Where did you train?
I trained as a general nurse at Walsgrave Hospital (now University Hospital Coventry) and two years after qualifying, did my post-registration children’s nursing at North Manchester GeneralHospital and Booth Hall Children’s Hospital (now Royal Manchester Children’s Hospital).
What is your current job?
My research focus is on the self-care and support and experiences of CYP with long-term conditions and their families. Other roles include co-chair of the Research at Leeds Partnership group – a partnership between the child and family strand of a research group in the School of Healthcare and Leeds Children’s Hospital that aims to build capacity regarding non-medical led research. I also chair the RCN Research in Child Health National Forum.
Where have you worked previously?
I worked on the neuro-intensive care unit in Walsgrave Hospital for two years and later as a children’s nurse at Booth Hall Children’s Hospital on high dependency units, and the respiratory ward before becoming a research nurse. This role helped me make connections at the University of Manchester, where I became a research associate and completed my master of philosophy, and where I commenced as a lecturer in children’s nursing.
I completed my PhD full-time, supported by a National Institute for Health Research doctoral fellowship. I have worked at University of Leeds since 2015.
What do you enjoy most about your job?
My involvement and interest in research means I still work with CYP and families.
What is the greatest challenge?
Securing funding to do the research that could make the difference to CYP and their families. Obtaining funding can be competitive, but is essential to advancing research in this area.

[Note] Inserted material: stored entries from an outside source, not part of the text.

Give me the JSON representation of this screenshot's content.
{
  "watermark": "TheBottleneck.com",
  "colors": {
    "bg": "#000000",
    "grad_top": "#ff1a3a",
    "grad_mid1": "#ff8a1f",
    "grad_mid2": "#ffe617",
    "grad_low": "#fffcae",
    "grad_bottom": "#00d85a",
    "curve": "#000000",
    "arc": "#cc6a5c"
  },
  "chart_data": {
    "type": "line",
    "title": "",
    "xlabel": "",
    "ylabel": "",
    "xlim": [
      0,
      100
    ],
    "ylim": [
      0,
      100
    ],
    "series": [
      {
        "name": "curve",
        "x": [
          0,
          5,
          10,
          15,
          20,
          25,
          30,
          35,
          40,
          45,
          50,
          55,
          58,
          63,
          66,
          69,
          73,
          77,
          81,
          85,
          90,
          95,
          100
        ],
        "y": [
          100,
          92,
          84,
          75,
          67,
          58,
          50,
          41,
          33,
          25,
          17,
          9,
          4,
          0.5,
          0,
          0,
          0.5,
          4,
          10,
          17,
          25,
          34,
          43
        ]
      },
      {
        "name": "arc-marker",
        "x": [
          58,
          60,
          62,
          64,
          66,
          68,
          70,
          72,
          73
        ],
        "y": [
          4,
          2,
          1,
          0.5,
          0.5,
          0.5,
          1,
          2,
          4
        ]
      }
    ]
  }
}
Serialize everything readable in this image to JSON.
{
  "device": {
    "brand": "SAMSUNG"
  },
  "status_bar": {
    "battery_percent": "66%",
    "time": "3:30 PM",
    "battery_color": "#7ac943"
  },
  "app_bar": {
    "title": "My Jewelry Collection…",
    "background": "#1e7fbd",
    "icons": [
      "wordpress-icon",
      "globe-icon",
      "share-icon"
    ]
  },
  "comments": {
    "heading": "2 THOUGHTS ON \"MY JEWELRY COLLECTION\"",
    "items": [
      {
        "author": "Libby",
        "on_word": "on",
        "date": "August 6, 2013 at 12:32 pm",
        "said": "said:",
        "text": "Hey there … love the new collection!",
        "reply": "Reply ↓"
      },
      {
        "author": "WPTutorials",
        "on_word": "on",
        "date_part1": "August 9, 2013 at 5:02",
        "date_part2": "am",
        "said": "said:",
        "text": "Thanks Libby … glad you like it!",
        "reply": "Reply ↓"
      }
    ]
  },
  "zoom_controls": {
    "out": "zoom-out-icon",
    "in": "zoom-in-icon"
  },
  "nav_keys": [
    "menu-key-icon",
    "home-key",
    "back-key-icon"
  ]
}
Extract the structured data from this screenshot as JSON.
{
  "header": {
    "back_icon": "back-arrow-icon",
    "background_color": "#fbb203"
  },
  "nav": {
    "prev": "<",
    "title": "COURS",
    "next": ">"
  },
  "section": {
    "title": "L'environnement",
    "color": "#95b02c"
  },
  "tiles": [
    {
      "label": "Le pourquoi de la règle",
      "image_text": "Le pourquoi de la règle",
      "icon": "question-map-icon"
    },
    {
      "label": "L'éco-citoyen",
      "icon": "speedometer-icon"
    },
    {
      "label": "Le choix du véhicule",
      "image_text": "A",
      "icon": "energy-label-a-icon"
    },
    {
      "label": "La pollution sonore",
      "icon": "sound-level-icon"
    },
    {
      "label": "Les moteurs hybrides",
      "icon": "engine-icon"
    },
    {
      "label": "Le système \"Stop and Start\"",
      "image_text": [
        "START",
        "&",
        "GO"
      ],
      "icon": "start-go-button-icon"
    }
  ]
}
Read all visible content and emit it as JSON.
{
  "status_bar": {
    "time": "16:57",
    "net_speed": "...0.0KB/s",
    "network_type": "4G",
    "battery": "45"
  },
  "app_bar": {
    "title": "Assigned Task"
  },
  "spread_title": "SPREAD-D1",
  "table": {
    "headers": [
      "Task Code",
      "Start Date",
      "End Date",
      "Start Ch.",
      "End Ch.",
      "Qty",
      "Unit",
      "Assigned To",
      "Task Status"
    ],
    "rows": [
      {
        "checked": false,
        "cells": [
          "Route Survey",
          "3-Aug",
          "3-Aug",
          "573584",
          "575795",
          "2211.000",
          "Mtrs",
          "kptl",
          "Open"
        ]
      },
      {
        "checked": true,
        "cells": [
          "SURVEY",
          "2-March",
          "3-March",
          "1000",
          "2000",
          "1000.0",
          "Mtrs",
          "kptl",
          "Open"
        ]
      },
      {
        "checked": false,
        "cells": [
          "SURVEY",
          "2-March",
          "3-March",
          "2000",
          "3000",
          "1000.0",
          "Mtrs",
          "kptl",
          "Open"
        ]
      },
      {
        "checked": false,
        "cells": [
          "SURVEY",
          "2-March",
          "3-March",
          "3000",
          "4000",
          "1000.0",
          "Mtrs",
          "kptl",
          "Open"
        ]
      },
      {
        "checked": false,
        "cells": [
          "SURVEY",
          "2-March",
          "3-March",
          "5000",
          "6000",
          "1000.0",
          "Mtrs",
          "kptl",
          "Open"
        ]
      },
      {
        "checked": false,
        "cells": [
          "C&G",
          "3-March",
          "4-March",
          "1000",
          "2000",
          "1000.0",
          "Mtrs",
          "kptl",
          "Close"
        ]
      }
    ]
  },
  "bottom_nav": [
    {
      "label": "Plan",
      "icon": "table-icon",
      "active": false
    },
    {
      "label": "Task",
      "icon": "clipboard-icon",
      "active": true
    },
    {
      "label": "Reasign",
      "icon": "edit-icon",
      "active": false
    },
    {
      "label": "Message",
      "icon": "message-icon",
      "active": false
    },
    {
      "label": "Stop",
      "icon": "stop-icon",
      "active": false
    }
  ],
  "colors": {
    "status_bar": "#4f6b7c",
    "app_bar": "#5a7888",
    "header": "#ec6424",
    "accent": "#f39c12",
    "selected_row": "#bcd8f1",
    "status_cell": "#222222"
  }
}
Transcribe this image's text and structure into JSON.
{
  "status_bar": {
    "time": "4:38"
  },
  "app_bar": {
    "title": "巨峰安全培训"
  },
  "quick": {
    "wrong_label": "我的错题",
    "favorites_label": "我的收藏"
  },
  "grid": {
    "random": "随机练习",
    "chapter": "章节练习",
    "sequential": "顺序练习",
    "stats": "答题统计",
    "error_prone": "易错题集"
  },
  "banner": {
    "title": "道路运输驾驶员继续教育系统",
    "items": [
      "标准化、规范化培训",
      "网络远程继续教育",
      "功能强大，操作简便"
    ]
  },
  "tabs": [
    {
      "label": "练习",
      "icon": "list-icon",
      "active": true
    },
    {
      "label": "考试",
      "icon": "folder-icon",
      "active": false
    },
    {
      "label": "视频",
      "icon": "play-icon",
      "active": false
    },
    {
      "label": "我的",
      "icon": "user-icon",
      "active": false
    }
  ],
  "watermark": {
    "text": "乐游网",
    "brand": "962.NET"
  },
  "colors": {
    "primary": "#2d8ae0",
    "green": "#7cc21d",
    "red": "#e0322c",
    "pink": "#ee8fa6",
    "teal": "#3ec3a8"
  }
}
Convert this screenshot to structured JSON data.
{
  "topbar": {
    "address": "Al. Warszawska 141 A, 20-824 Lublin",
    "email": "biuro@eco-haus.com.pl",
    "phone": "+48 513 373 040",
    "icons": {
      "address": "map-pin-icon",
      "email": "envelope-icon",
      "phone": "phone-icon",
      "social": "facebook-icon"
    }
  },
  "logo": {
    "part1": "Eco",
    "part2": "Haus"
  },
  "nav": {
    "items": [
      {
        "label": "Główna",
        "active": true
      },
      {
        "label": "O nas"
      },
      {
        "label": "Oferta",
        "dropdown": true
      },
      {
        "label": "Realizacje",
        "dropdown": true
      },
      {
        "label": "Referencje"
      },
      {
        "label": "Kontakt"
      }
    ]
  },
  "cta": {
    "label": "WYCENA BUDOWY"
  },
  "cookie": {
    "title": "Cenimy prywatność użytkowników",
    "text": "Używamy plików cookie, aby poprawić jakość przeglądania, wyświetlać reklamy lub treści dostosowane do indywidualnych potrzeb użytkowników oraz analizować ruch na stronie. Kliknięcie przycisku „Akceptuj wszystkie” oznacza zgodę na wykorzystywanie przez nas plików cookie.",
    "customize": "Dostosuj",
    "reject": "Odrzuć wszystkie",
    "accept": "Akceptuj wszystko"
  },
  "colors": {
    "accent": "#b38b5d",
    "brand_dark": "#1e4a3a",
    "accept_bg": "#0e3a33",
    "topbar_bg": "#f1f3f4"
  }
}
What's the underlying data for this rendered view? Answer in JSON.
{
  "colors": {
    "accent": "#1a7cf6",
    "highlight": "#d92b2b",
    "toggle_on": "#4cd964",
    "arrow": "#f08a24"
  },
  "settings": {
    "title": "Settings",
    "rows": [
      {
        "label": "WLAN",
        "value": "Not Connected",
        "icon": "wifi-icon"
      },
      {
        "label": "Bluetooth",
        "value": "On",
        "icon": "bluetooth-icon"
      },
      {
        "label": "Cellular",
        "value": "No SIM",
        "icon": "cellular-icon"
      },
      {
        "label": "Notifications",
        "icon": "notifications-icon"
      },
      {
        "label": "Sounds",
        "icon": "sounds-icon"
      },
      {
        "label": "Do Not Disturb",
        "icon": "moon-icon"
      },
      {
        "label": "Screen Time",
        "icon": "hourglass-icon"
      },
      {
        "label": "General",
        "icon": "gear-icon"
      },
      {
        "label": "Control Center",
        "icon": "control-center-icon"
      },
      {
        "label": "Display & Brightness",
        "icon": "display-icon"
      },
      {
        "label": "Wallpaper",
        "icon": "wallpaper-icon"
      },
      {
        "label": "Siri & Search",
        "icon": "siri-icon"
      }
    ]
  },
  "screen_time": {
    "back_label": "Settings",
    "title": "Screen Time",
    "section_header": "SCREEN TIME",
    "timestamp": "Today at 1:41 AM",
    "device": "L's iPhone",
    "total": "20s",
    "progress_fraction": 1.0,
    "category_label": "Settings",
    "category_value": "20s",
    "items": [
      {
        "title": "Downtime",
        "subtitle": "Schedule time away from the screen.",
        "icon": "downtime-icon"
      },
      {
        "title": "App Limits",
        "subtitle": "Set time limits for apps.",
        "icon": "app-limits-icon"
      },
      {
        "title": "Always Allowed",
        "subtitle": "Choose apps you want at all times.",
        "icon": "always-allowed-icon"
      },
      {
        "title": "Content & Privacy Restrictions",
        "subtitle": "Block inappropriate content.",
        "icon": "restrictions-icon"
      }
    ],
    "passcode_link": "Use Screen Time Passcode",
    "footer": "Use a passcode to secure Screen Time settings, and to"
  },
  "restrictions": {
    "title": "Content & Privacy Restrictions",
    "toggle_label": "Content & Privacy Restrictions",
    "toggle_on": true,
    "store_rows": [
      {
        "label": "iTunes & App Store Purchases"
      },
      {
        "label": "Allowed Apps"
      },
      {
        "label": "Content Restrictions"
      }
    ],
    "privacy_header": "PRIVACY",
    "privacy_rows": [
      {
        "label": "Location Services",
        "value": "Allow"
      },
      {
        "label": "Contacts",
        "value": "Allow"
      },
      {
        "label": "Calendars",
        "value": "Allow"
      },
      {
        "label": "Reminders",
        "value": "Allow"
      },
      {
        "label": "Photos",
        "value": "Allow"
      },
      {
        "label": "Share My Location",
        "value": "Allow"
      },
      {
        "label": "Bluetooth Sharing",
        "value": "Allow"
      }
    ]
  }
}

What could you change if you could?
I would ring fence a proportion of applied health research funding to focus on research to improve the health care of CYP. CYP have different needs and are the adults of the future – invest now and save money later on.
What qualities do you think a good children’s nurse should possess?
Good communication and interpersonal skills are essential – being able to build therapeutic relationships with families and be an advocate for child and family-centred care.
What inspires you?
I co-supervise three PhD students who are all leading on projects related to long-term conditions in childhood. Their passion for working in partnership with CYP and families to understand their experiences and preferences for care and developing interventions to improve practice is contagious.
What achievement are you proudest of?
Obtaining a fellowship and completing my PhD in nursing – not bad for someone with no A levels or a degree.
What advice would you give a newly qualified children’s nurse?
Remember that research is the foundation of best practice – keep up to date with the latest nurse-led/multidisciplinary research and be aware of healthcare experiences of CYP. If you have an idea for research then talk to your manager about the best path to follow, or contact the children’s nursing team at your local university.